There's a class where I teach, English 785, Reading For Writers; it's a kind of amorphous craft seminar for MFA and PhD students. I'm on the roster for it next semester, and the course packets are due in a few weeks, and I'm trying to compile my materials--the title of my section will be called Weird Stories.
Though I've never considered myself a devotee of "experimental" fiction, I do like literary fiction that strays outside the bounds of representational reality. I don't just mean plot excursions, but adventures in narrative structure, voice, and the logical underpinnings of the story--all the building blocks of fiction which we take for granted,.

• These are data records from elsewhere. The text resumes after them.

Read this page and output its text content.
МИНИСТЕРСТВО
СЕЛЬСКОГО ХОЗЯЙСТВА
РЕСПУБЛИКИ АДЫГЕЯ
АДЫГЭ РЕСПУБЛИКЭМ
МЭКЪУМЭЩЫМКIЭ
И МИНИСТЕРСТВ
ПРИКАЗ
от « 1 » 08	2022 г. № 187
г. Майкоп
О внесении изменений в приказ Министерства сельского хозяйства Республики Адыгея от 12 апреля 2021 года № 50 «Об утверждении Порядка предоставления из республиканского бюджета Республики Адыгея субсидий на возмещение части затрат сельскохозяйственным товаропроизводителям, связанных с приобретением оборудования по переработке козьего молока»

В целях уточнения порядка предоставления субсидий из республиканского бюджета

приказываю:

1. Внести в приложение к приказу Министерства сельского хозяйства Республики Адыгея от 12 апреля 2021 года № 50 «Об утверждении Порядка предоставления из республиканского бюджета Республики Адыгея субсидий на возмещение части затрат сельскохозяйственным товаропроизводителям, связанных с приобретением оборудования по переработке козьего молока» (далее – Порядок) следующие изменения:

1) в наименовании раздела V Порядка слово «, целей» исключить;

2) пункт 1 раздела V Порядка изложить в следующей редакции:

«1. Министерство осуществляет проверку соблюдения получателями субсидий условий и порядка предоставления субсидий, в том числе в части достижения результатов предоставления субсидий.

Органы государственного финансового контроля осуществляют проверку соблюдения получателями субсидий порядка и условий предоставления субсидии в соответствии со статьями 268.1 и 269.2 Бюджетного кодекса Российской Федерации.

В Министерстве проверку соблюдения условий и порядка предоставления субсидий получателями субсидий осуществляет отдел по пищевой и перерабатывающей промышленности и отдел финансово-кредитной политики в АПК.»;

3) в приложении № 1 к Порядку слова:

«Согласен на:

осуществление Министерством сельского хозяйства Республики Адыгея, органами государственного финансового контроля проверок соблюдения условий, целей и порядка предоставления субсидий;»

There are some obvious places to start--I'll likely throw in a bit of Poe and Irving; some Garcia Marquez, Babel, Nabokov. But I'd like to find stuff that doesn't get taught very often. I'm definitely going to include China Miéville's "Reports of Certain Events in London," a story-in-fragments about the migratory streets of London--it's reminiscient of Arthur C. Clarke's Tales From The White Hart, my favorite book as a kid (and perhaps I should throw in one of those stories, too). In the same vein, I should probably include some Ray Bradbury or Stanislaw Lem, and (lord help me) Stephen King.
Lydia Davis will have to make an appearance, as an innovator in narrative structure, along with David Foster Wallace; we'll also certainly read Stephen Dixon's hilarious "Love Has Its Own Action," which works like no other story I've read, and maybe his "14 Stories," as well. John Barth, of course, though I appreciate more than love his work.
I like ghost stories and supernatural tales (Rhian doesn't, I don't think), so I might be forced to include some Joyce Carol Oates, though perhaps the grad students have had enough of her (or perhaps they've never read her, most of them having been too young in the eighties, her heyday). Alice Munro's "Carried Away" will be included--it's kind of a ghost story, but more of just a story where something impossible happens, without comment. There's an A. S. Byatt story, "The July Ghost," that I remember liking, but I wonder if I'd like it today.
Kelly Link will be included, too--I don't even know where to begin to categorize her work.
Anyway, the pile of books is growing and I am feeling exhausted just looking at it. Any suggestions?